Scrapbook on the Road: A Minimalist Scrapbooking Course

This entry is part 2 of 37 in the series Minimalist Scrapbooking

My early scrapbooking days involved scrapbooking trips. I still scrapbook trips. It didn’t dawn on me until I began working in a LSS to scrapbook much besides trips.

Sometimes it takes awhile for a trip album to be completed. I am finally finished a scrapbook about a trip to New York City earlier this year. The trip occurred in 2007. I tried my best to complete the album before my daughter was born in 2008, but I was also trying to complete all of my interviews for my dissertation before she was born, too. Excuses, excuses, I know. Anyway, it is finished.
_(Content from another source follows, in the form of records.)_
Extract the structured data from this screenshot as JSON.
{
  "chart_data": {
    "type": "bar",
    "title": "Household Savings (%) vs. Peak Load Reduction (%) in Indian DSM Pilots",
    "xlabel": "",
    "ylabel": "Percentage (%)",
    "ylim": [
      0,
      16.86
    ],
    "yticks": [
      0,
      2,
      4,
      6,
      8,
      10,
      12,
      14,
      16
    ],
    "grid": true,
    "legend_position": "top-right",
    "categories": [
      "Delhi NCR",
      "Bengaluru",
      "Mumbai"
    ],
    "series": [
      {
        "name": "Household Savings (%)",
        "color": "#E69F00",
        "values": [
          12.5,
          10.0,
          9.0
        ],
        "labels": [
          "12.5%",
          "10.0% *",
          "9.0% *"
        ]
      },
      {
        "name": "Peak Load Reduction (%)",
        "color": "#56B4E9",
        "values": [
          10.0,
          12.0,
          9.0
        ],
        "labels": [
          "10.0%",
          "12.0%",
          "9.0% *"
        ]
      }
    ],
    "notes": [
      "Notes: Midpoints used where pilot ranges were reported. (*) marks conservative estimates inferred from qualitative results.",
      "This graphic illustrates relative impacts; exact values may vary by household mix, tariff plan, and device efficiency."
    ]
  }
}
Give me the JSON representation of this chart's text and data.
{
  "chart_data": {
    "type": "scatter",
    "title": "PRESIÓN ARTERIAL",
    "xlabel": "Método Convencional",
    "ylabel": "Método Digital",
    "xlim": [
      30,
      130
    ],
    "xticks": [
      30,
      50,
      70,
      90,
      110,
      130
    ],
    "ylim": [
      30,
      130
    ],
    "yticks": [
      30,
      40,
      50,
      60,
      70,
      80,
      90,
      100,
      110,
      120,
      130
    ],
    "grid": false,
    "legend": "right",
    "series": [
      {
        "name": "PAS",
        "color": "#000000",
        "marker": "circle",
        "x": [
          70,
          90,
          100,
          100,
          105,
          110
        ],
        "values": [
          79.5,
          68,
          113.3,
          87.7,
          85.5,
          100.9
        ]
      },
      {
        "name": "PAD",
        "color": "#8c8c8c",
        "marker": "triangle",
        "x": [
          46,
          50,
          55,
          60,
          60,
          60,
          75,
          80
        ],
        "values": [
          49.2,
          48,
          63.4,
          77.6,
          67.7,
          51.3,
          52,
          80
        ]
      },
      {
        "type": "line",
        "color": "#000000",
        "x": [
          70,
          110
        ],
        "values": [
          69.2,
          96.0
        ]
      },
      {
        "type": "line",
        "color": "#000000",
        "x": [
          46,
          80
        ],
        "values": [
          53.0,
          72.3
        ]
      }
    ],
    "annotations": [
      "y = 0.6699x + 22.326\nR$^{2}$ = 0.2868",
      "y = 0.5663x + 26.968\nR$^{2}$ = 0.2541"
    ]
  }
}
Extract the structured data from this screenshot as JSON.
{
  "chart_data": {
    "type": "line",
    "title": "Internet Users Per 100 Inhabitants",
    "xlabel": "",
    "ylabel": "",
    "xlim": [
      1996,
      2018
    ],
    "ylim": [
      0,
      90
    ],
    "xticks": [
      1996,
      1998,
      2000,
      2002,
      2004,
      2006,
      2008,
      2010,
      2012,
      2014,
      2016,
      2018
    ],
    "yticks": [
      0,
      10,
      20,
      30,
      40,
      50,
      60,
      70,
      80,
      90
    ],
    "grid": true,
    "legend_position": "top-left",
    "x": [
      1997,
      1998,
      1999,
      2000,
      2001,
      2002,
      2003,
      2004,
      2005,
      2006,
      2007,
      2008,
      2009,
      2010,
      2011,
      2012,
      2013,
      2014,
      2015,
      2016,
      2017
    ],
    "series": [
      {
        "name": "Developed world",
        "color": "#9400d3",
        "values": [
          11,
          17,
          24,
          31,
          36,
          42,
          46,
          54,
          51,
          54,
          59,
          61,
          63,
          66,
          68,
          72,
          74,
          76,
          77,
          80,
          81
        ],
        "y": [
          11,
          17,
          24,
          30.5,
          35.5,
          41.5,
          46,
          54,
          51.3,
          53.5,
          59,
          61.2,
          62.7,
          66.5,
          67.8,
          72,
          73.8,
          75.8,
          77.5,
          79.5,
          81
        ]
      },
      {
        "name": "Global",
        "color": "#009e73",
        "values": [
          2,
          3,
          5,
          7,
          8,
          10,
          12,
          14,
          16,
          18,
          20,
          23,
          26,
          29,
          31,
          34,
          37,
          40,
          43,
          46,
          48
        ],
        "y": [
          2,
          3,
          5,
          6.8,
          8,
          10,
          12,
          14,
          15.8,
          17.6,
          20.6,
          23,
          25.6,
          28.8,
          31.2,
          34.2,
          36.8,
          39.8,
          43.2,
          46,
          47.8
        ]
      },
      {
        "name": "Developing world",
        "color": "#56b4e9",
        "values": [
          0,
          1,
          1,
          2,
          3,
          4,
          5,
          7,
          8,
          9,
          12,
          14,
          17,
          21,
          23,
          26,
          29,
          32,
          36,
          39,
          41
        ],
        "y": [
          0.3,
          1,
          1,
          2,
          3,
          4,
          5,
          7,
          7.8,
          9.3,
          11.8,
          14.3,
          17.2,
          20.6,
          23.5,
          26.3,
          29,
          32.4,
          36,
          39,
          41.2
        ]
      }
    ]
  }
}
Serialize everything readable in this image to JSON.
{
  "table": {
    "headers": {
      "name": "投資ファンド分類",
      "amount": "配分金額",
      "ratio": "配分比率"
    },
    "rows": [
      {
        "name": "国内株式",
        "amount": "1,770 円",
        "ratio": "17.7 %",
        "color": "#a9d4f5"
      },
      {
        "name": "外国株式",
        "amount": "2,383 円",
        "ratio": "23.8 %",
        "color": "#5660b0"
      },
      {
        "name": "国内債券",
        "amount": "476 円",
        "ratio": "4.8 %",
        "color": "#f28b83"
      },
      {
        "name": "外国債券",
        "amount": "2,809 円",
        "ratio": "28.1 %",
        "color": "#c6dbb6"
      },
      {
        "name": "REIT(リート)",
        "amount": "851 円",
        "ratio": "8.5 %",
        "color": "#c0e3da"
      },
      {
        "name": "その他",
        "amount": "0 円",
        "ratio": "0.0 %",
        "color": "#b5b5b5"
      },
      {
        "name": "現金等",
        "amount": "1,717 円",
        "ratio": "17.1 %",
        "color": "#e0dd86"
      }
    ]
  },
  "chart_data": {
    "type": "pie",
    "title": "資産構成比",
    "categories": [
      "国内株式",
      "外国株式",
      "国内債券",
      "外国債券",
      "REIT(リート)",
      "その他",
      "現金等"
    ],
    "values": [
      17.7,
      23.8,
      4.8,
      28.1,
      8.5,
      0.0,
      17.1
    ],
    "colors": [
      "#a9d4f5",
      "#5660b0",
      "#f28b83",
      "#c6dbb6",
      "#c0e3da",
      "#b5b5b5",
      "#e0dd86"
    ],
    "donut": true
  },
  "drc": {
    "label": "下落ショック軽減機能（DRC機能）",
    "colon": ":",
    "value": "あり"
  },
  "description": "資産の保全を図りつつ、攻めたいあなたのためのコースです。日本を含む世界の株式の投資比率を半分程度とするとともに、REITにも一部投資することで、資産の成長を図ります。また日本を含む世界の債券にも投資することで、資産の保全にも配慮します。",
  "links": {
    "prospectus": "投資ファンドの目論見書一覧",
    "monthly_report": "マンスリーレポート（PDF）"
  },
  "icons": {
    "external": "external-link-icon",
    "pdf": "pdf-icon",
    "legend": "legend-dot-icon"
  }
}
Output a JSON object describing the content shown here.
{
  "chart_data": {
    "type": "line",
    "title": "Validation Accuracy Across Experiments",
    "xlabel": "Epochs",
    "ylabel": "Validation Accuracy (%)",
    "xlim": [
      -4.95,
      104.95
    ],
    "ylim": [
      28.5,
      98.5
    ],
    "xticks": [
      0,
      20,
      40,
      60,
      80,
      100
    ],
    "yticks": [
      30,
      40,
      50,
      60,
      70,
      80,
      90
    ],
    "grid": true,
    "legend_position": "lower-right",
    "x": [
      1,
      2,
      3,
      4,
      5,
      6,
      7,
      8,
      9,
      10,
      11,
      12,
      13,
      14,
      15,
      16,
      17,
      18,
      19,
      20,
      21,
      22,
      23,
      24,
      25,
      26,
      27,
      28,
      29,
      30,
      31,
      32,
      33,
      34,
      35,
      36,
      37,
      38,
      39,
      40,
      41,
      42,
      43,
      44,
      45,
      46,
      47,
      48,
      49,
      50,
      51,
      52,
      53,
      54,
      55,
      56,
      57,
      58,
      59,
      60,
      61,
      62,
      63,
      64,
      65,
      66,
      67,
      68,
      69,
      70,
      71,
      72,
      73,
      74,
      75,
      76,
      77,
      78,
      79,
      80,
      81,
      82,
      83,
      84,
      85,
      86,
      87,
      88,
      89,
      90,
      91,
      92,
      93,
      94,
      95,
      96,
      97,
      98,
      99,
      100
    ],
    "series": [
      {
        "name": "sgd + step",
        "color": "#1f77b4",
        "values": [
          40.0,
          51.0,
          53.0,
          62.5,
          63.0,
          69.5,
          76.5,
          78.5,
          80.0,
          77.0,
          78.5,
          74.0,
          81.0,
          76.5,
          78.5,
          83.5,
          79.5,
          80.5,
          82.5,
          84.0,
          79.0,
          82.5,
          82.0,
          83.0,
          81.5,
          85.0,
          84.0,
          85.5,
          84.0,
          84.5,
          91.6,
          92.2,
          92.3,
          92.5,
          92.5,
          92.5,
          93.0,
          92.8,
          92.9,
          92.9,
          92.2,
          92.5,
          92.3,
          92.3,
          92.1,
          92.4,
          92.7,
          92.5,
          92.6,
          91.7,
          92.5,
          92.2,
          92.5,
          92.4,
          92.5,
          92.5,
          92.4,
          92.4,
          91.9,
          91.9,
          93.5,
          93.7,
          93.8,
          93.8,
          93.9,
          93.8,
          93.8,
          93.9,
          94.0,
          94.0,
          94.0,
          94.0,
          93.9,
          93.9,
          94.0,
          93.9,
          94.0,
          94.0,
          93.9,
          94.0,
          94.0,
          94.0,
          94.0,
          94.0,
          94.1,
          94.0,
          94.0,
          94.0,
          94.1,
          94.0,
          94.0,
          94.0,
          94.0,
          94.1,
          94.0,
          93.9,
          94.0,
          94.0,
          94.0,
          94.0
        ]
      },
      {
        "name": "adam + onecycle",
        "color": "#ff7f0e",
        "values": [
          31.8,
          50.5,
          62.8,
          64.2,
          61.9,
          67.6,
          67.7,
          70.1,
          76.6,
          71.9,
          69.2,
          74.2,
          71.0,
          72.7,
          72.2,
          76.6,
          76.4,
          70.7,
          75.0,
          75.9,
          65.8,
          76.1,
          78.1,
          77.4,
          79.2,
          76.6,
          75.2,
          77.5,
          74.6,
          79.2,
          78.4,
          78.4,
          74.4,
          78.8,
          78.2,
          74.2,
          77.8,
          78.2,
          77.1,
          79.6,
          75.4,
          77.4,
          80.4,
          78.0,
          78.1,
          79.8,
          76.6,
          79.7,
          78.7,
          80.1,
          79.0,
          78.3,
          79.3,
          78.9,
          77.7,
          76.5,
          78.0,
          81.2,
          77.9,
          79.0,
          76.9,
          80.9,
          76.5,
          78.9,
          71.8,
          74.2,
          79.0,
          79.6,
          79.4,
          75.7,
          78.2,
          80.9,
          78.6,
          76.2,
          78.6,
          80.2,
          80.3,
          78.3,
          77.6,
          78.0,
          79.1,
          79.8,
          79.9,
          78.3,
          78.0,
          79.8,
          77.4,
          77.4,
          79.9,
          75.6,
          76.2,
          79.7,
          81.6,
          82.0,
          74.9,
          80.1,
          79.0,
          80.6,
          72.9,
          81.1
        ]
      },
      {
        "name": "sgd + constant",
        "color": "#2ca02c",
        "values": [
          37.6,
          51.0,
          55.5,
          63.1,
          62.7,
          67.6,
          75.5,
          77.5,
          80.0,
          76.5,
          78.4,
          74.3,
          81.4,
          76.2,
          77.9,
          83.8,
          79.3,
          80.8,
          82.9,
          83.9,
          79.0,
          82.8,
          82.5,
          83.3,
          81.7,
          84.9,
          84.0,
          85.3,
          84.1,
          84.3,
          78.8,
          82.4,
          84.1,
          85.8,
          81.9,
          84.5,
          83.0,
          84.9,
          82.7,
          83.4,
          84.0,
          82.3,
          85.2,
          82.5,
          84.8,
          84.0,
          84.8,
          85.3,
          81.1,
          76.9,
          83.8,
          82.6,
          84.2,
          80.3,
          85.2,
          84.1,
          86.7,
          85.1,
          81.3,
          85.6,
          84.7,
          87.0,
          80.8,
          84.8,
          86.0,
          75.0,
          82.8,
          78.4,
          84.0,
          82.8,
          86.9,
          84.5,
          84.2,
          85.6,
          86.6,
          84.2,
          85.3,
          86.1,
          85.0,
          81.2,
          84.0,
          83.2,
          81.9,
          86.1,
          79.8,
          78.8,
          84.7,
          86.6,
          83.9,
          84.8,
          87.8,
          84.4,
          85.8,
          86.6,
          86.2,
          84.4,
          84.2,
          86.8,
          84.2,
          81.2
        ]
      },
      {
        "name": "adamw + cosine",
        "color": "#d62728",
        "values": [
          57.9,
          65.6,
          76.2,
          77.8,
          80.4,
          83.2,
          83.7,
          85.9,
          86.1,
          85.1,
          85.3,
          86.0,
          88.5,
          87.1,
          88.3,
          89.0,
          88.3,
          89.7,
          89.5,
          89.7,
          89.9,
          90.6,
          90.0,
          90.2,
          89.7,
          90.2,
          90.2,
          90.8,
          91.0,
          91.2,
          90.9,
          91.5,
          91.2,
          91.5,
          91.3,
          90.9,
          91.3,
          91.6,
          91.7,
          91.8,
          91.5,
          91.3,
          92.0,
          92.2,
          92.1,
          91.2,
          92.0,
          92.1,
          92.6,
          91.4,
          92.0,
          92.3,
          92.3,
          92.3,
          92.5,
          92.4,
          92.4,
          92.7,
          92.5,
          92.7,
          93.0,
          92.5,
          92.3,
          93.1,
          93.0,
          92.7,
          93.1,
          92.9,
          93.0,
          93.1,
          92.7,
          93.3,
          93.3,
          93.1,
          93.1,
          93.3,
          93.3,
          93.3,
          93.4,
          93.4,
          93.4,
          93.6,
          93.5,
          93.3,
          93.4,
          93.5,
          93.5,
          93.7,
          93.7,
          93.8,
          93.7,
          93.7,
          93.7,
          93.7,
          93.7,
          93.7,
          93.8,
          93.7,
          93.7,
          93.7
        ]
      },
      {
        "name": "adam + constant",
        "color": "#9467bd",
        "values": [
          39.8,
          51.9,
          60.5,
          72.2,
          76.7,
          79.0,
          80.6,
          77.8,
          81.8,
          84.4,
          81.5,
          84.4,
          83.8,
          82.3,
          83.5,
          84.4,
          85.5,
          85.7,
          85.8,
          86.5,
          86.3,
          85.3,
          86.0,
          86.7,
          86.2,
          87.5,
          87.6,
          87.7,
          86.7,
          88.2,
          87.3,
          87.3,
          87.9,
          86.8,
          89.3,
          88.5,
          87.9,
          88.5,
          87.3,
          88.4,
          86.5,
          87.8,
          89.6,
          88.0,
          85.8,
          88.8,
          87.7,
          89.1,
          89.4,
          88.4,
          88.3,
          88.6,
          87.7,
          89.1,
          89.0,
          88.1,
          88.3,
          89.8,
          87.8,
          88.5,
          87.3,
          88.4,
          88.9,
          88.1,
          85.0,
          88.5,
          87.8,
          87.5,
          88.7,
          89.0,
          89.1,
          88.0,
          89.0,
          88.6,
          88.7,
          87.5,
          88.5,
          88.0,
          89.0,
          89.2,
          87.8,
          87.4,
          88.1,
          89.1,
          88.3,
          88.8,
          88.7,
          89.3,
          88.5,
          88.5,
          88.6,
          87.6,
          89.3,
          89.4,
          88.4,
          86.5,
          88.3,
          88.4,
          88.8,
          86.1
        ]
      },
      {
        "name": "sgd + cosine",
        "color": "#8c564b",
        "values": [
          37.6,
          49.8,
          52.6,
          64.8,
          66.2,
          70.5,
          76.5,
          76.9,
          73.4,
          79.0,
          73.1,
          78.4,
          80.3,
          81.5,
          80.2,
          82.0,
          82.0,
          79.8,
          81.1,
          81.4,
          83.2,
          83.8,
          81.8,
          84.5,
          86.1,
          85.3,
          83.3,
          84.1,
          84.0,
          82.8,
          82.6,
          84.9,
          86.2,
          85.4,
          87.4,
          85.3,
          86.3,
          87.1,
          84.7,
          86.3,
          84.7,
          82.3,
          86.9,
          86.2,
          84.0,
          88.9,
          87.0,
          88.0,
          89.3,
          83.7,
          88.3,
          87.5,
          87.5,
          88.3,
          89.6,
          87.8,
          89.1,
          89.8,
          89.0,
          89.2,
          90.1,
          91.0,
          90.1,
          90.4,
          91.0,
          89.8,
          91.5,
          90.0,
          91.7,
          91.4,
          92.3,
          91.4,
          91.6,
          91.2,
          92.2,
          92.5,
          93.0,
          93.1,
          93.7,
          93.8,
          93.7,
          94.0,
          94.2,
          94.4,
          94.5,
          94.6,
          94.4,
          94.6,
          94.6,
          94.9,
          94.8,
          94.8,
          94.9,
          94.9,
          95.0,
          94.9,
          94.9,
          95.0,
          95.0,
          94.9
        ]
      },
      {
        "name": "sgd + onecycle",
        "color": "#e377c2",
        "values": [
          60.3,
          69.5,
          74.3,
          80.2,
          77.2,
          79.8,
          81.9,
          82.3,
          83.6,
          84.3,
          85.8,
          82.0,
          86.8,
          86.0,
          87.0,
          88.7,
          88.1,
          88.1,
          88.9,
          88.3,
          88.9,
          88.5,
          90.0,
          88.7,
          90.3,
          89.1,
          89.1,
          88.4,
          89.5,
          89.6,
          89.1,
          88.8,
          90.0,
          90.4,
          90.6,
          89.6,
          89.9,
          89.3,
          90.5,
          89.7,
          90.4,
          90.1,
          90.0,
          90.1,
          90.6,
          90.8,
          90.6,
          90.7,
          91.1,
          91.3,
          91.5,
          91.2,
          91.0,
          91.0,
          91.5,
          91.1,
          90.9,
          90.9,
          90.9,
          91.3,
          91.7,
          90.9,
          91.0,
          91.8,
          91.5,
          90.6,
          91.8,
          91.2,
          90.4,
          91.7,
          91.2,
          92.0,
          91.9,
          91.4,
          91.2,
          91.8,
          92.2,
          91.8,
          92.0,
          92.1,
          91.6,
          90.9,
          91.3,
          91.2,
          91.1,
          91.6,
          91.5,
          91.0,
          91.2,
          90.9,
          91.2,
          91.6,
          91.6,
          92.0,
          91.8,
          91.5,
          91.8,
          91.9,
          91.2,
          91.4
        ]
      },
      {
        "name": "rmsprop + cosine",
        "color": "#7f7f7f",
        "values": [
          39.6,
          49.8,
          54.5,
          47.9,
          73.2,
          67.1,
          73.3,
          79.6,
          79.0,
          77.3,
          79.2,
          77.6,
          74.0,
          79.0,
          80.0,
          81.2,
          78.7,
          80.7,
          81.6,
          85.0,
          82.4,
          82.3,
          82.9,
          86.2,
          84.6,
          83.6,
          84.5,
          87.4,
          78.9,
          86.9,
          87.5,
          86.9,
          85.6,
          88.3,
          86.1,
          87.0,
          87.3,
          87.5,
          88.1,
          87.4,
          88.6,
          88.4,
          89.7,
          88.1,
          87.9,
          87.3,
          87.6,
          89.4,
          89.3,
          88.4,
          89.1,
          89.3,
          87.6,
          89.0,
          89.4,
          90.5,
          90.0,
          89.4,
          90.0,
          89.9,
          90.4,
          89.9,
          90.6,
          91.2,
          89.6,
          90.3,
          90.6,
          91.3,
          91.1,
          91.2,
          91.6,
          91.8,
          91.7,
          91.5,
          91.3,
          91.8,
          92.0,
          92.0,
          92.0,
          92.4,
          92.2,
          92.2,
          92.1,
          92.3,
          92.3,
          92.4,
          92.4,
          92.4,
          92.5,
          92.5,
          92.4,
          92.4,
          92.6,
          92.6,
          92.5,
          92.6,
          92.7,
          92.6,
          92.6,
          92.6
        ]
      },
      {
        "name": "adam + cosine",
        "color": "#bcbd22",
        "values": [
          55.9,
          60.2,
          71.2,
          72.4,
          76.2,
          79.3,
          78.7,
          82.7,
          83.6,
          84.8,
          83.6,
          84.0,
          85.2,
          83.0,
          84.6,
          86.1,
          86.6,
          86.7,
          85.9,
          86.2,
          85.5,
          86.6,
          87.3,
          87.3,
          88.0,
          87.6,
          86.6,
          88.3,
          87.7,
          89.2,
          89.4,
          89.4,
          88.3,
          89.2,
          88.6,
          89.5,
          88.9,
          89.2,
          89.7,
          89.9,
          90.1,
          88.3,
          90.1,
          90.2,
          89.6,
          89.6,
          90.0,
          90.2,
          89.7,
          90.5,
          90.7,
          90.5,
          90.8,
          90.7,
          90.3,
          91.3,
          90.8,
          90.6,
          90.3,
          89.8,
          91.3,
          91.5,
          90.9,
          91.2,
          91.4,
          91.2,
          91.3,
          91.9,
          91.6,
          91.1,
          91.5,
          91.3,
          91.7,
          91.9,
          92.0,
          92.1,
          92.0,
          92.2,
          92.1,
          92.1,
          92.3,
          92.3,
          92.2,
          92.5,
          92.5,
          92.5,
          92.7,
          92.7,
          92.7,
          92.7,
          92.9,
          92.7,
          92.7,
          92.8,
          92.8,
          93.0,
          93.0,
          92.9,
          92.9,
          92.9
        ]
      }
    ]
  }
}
We are now preparing for our next big trip. We will be going to San Diego and Los Angeles. I really don’t want all of those memories to be sitting in a box waiting for their day to be scrapbooked several years from now. I imagine my photographs and memorabilia sitting in the cabinet like the toys in Toy Story. They get all excited that I am sitting down to scrapbook. “Choose me,” they say, yet I ignore them and scrapbook something else. They fear the day when they will just be thrown away or even worse, sold in a rummage sale and hung on the walls in some chain restaurant. Enough of the dramatic.

I found out about this a couple of weeks ago:

I knew people scrapbooked “on the road” but I never have. I take a notebook with me foe notes to remind me of what I did each day, take hundreds of photographs, and collect memorabilia, but that’s about it.

I decided to purchase Ali’s course. For $14, what did I have to lose? It is a great course. I think you could use this course even if you are not taking an actual trip. It is really great idea for any sort of journey you might be taking. The course includes handouts, supply list, and videos, all of which are very high quality.

What I love most about this course is that Ali encourages you to use the supplies you already have on hand. She lists items she used for her examples, in case you want some of the items she uses, but she emphasizes how that is not the point.

For me, this course fits nicely into minimalist scrapbooking. I went through my stash to see what I could use. I even had book binding rings that I had purchased to one day use. Unfortunately, the three I started using quickly became to small and I only have two in the size I need so I will have to buy another book binding ring in the size I need. Other than that, I shopped my stash.

I completed the skeleton of my album last weekend and can’t wait for our trip so that I can finish the album. I took photos of the album, but want to redo them once I get the book binding ring I need because the album does not photograph well as it is. I also kept all the scraps and handouts from the course in one container so that way if I need more materials when I complete the album, I can focus on using up the supplies I already have begun using.